Слушатели кивали, а если пламя костра вспыхивало чуть ярче, оно озаряло их глаза, задумчивые, сосредоточенные.

Против солнца, а руки раскинуты. Казалось — большой, высокий… как бог.

А бывало и так, что кто-нибудь урывал от еды двадцать центов и шел в кино в Мэрисвилл, или Туларе, или Сириз, или Маунтин-Вью. И возвращался в придорожный лагерь, полный впечатлений. И рассказывал, что он видел.

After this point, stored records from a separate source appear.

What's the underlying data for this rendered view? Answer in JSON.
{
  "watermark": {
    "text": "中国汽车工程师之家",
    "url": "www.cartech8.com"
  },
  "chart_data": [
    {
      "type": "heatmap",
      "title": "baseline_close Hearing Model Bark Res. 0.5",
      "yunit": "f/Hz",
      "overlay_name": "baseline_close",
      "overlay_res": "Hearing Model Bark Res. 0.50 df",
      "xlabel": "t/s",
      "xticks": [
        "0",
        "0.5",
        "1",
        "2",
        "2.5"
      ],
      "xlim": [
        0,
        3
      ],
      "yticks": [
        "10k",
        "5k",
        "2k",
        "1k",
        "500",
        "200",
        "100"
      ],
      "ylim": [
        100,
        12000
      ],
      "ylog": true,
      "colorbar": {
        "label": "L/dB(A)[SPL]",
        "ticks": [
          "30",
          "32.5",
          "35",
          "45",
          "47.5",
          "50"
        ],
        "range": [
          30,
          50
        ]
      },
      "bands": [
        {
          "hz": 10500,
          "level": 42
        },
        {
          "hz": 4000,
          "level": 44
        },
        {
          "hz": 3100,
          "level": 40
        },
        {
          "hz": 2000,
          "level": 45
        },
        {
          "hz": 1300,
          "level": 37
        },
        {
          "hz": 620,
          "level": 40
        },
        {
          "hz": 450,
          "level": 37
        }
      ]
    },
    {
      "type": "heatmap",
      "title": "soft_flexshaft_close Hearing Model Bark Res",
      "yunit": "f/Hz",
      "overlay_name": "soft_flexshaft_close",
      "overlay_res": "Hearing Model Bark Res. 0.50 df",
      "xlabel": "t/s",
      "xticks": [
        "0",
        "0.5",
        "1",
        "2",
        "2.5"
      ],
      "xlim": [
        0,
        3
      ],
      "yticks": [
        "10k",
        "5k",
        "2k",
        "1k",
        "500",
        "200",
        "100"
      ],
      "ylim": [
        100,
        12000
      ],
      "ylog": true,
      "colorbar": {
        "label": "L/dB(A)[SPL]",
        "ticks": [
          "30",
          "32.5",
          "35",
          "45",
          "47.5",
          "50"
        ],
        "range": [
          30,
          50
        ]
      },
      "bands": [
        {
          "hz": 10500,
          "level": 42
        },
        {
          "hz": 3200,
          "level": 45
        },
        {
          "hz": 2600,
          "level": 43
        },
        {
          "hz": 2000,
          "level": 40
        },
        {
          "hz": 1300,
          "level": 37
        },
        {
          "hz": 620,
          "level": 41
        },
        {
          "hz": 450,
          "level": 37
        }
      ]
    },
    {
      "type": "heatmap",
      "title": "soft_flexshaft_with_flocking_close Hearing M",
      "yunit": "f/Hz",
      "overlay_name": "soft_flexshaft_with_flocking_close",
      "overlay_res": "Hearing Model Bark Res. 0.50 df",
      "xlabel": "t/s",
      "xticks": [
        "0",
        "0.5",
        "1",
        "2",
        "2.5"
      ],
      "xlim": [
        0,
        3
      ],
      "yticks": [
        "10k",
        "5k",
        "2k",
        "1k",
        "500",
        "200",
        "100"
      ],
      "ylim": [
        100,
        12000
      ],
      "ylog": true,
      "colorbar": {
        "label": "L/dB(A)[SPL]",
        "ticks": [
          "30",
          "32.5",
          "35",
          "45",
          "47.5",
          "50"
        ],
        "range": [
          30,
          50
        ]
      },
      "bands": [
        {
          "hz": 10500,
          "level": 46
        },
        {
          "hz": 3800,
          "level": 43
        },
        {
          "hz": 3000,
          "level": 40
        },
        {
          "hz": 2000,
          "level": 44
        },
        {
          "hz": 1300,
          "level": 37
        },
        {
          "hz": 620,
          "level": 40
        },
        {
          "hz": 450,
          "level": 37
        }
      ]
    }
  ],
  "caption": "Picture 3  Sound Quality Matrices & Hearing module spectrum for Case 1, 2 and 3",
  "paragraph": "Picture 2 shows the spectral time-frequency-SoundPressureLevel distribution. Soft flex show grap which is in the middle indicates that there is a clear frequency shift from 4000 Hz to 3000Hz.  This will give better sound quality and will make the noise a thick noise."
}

Один молодчик был богатый, а прикинулся бедным, и девушка одна — тоже богатая, а выдала себя за бедную. Вот встретились они в кафетерии.

Зачем?

А я почем знаю, встретились и встретились.

Нет, зачем они прикидывались бедными?

Ну, надоело богатство, вот и прикидывались.

Чепуха!

Хочешь слушать или нет?

Ладно, ладно, давай дальше. Конечно, хочу. Только, будь у меня большие деньги, будь у меня большие деньги, я бы столько свиных отбивных накупил… завалился бы ими с головой, так, чтобы продух пришлось выгрызать. Ну, давай дальше.

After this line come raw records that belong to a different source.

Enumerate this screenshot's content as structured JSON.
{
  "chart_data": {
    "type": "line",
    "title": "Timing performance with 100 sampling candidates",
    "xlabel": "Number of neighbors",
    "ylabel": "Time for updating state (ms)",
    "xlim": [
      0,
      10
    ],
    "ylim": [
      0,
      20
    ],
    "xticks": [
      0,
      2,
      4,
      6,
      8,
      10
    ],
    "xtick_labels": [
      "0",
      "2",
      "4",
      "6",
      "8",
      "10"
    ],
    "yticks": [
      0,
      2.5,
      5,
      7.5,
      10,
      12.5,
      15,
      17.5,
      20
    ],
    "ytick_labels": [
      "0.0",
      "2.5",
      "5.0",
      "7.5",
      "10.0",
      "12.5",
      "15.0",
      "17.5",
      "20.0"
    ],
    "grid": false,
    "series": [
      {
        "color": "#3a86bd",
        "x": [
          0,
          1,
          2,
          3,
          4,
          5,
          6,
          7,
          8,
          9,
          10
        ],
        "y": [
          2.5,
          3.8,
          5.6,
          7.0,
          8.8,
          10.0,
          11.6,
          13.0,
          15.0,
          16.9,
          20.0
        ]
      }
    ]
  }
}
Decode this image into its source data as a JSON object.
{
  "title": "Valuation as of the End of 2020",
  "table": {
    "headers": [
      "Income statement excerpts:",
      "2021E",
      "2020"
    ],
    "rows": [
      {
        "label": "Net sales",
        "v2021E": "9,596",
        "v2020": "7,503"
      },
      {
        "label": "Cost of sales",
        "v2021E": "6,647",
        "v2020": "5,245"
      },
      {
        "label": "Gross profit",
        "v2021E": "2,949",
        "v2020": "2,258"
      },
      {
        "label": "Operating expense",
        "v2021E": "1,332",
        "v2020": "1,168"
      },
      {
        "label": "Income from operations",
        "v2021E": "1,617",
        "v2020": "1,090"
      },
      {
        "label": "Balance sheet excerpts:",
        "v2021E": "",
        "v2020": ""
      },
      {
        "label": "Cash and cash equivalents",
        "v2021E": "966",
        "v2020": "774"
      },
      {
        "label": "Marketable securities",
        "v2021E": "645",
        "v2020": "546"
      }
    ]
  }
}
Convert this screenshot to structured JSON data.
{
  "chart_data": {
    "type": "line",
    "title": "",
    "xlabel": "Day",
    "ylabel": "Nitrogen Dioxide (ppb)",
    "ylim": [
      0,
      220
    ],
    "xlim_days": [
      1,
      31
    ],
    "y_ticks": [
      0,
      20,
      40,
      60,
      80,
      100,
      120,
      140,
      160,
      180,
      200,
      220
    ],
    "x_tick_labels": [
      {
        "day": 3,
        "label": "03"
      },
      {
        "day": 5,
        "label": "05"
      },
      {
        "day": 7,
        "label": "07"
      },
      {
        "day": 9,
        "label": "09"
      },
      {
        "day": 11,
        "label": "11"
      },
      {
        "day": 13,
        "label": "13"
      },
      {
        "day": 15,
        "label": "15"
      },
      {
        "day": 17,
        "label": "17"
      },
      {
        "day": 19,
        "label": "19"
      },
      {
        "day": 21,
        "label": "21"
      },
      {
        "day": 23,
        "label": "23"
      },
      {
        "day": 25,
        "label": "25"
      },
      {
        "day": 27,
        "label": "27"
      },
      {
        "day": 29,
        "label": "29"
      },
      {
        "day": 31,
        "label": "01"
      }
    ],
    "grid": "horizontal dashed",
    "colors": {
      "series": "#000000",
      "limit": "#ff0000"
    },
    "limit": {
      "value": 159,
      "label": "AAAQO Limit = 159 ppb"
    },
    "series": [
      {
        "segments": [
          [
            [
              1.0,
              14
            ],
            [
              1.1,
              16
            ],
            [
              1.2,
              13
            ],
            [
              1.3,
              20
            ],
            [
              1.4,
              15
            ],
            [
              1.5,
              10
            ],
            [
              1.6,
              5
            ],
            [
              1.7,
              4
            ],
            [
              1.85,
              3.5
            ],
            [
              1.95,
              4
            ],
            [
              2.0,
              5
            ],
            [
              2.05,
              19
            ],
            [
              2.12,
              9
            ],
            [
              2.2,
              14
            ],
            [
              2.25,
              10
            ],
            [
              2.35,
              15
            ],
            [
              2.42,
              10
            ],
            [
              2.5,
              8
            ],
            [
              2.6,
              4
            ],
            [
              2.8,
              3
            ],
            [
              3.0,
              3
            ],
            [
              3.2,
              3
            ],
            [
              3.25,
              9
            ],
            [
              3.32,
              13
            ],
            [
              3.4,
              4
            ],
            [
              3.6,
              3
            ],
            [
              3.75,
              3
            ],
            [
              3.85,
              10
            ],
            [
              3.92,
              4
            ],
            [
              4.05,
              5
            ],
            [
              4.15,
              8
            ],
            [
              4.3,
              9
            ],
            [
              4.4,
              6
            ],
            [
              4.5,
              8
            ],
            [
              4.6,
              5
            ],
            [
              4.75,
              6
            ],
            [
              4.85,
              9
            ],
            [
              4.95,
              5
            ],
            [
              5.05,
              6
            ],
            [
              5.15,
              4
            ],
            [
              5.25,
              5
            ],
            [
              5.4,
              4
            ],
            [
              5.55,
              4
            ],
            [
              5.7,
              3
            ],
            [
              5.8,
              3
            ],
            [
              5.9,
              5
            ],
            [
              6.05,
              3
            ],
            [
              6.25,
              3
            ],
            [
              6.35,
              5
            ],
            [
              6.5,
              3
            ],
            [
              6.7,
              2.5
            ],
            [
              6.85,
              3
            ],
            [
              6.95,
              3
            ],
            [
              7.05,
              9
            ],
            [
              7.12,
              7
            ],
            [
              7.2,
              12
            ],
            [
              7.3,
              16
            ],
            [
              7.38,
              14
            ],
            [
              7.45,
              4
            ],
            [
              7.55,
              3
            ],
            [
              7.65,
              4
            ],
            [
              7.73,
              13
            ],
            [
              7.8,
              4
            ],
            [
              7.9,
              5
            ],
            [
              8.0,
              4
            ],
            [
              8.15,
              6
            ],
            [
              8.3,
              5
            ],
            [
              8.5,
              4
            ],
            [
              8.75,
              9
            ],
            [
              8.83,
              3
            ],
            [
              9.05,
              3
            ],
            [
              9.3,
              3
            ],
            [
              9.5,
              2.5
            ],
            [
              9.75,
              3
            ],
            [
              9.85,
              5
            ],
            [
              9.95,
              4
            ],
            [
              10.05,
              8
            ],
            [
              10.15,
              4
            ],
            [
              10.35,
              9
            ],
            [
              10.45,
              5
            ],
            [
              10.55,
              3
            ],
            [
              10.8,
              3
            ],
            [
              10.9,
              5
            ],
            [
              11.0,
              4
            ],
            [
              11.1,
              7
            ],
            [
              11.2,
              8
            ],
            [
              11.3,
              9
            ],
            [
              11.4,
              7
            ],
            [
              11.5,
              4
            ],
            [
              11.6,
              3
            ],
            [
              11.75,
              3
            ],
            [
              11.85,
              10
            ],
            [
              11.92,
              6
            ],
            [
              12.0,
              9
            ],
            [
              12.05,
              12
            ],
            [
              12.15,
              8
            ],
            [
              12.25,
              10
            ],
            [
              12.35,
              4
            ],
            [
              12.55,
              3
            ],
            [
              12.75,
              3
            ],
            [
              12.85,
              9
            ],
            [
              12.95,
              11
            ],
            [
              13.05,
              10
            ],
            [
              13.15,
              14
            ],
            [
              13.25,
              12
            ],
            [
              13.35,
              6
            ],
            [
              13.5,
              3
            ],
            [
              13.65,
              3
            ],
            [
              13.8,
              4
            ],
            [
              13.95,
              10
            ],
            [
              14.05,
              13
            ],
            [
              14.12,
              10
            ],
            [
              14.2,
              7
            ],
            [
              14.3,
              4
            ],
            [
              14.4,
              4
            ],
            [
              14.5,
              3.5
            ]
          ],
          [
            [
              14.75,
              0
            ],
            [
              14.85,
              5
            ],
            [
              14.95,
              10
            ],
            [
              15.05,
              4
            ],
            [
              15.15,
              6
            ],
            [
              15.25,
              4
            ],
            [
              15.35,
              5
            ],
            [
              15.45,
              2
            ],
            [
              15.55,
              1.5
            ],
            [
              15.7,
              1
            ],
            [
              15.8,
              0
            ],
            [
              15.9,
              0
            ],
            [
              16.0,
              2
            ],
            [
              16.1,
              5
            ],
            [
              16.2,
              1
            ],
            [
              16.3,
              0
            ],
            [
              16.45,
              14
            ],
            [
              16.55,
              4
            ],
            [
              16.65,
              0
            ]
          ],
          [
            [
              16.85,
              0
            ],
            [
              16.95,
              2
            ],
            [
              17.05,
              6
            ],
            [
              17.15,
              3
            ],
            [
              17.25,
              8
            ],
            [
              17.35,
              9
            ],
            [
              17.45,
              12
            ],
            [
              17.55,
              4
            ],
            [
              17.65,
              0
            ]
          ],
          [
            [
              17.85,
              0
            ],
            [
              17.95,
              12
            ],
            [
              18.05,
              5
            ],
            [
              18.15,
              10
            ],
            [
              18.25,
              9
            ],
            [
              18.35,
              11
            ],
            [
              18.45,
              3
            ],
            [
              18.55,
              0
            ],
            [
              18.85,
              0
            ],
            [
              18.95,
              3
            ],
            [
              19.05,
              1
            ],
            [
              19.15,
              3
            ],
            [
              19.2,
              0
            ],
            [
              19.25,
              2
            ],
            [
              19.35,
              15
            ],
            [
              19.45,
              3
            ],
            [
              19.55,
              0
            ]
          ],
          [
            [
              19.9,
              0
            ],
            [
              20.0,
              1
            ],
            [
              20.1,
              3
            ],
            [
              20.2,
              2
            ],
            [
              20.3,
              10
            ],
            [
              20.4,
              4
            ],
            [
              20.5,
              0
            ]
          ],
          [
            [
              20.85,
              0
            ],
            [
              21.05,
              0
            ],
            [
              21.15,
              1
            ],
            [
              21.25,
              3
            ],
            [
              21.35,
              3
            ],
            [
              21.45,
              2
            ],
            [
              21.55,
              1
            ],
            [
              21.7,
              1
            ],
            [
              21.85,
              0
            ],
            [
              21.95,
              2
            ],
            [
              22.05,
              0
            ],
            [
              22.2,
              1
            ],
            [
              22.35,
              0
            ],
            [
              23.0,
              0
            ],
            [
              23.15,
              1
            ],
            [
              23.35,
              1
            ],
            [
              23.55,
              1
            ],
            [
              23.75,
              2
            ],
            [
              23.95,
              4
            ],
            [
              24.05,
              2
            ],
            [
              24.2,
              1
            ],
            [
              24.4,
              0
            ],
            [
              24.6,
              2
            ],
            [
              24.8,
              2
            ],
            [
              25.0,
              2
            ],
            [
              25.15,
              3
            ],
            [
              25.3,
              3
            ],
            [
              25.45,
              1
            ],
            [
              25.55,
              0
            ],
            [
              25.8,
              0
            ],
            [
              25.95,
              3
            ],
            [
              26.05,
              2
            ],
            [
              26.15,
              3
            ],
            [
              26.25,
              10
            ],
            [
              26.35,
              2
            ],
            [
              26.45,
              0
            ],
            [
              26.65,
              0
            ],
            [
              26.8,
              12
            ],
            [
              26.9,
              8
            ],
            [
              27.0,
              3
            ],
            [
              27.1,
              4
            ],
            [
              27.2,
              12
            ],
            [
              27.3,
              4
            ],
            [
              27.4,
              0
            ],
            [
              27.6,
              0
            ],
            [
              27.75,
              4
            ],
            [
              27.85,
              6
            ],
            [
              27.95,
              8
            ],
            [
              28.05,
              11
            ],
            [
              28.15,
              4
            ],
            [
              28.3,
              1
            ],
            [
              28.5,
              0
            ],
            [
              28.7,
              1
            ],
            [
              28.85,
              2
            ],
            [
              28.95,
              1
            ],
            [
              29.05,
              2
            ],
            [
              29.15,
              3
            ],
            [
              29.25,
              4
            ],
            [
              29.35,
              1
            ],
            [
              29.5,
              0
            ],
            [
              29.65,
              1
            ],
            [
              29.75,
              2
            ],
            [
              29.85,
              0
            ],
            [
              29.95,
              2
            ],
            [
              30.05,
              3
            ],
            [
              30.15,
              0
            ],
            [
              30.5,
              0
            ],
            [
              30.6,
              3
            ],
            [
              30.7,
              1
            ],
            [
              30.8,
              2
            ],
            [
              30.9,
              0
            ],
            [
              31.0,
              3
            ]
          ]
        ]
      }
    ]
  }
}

Они считают друг дружку бедными. А потом их арестовали и посадили в тюрьму, а выходить на волю они не хотят, потому что каждый боится, как бы другой не узнал про его богатство. А надзиратель думает, что они бедные, и измывается над ними. Ты бы посмотрел на его рожу, когда он все узнал! Чуть удар его не хватил.

А за что их посадили?

Забрали на каком-то митинге. Они сами-то были тут ни при чем, так — случайно там оказались. А пожениться из-за денег ни он, ни она не хотели, в том вся и загвоздка.

Вот сукины дети, с самого начала друг дружку обманывали!

Так получалось, будто они по-хорошему все делали. И обращение у них со всеми ласковое.

А вот я раз видел картину — ну будто это все про меня. Будто моя жизнь, и не только моя, там как-то все было больше, сильнее.